Friday, June 4, 2010

Changing Faces

Things change. It’s a fact of life. Everyone knows it, and we expect it. Still, it seems when we leave a place and return later, we’re taken by surprise when we actually see the changes. This week I experienced that surprise twice. Both experiences involved schools in my life.

I heard through a former teacher that the elementary school I attended was closing down due to budget cuts in the district, and on Wednesday there was an open house for past and present students, parents, and staff. I picked up my mom and we went to the little building where I started my school life. The outside of the building looked the same, but the inside was so different. How did we ever operate without computers? A scrapbook in the gym had old newspaper clippings and PTA programs printed out on blue ink from the old “ditto” machine. The hallways were the same, but the classrooms had been updated. I saw a few familiar faces – more deeply lined, framed by hair much lighter than I remembered.

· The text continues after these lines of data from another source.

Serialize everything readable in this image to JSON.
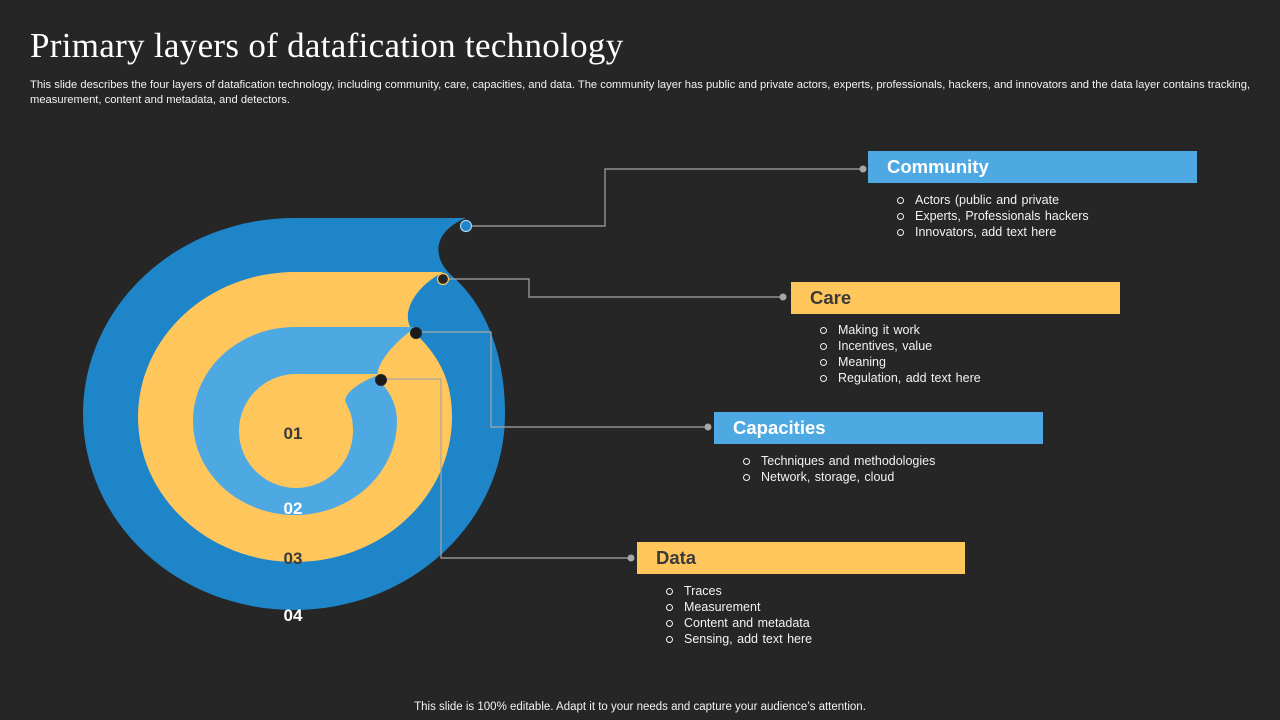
{
  "slide": {
    "title": "Primary layers of datafication technology",
    "description": "This slide describes the four layers of datafication technology, including community, care, capacities, and data. The community layer has public and private actors, experts, professionals, hackers, and innovators and the data layer contains tracking, measurement, content and metadata, and detectors.",
    "footer": "This slide is 100% editable. Adapt it to your needs and capture your audience’s attention."
  },
  "colors": {
    "background": "#262626",
    "blue_dark": "#1f85c9",
    "blue_light": "#4ea9e3",
    "yellow": "#ffc65c",
    "connector": "#a6a6a6"
  },
  "spiral": {
    "numbers": [
      "01",
      "02",
      "03",
      "04"
    ]
  },
  "layers": [
    {
      "name": "Community",
      "color": "#4ea9e3",
      "text_color": "#ffffff",
      "items": [
        "Actors (public and private",
        "Experts, Professionals hackers",
        "Innovators,  add text here"
      ]
    },
    {
      "name": "Care",
      "color": "#ffc65c",
      "text_color": "#3a3a3a",
      "items": [
        "Making it work",
        "Incentives,  value",
        "Meaning",
        "Regulation,  add text here"
      ]
    },
    {
      "name": "Capacities",
      "color": "#4ea9e3",
      "text_color": "#ffffff",
      "items": [
        "Techniques  and  methodologies",
        "Network,  storage,  cloud"
      ]
    },
    {
      "name": "Data",
      "color": "#ffc65c",
      "text_color": "#3a3a3a",
      "items": [
        "Traces",
        "Measurement",
        "Content  and  metadata",
        "Sensing, add text here"
      ]
    }
  ]
}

Yesterday I went to a retirement party for a former colleague at the school district where I spent 28 years as a teacher. The gathering took place in the administration building, which had been rebuilt since my time there. That was a change I expected. The boardroom was decorated to reflect the colorful, energetic personality of the kindergarten teacher who was now stepping down to pursue other interests. There were unfamiliar faces, which I also expected. After all, I’ve been retired five years, and people come and go. But it was surprising to see the number of faces I didn’t recognize.

What is it that makes us expect things to stay the same when we’re not there, when we’re able to accept change when it takes place in front of us? Some change is good – my friend will now have time to invest in his antiquing business, and at least one younger teacher will have her job because he’s leaving. Some change is sad – the kids who attended South Godwin Elementary will have to go to a different school in the fall. But they will cope, and continue to learn in a new place.

And I will continue to be surprised and amazed at the changes, both good and bad.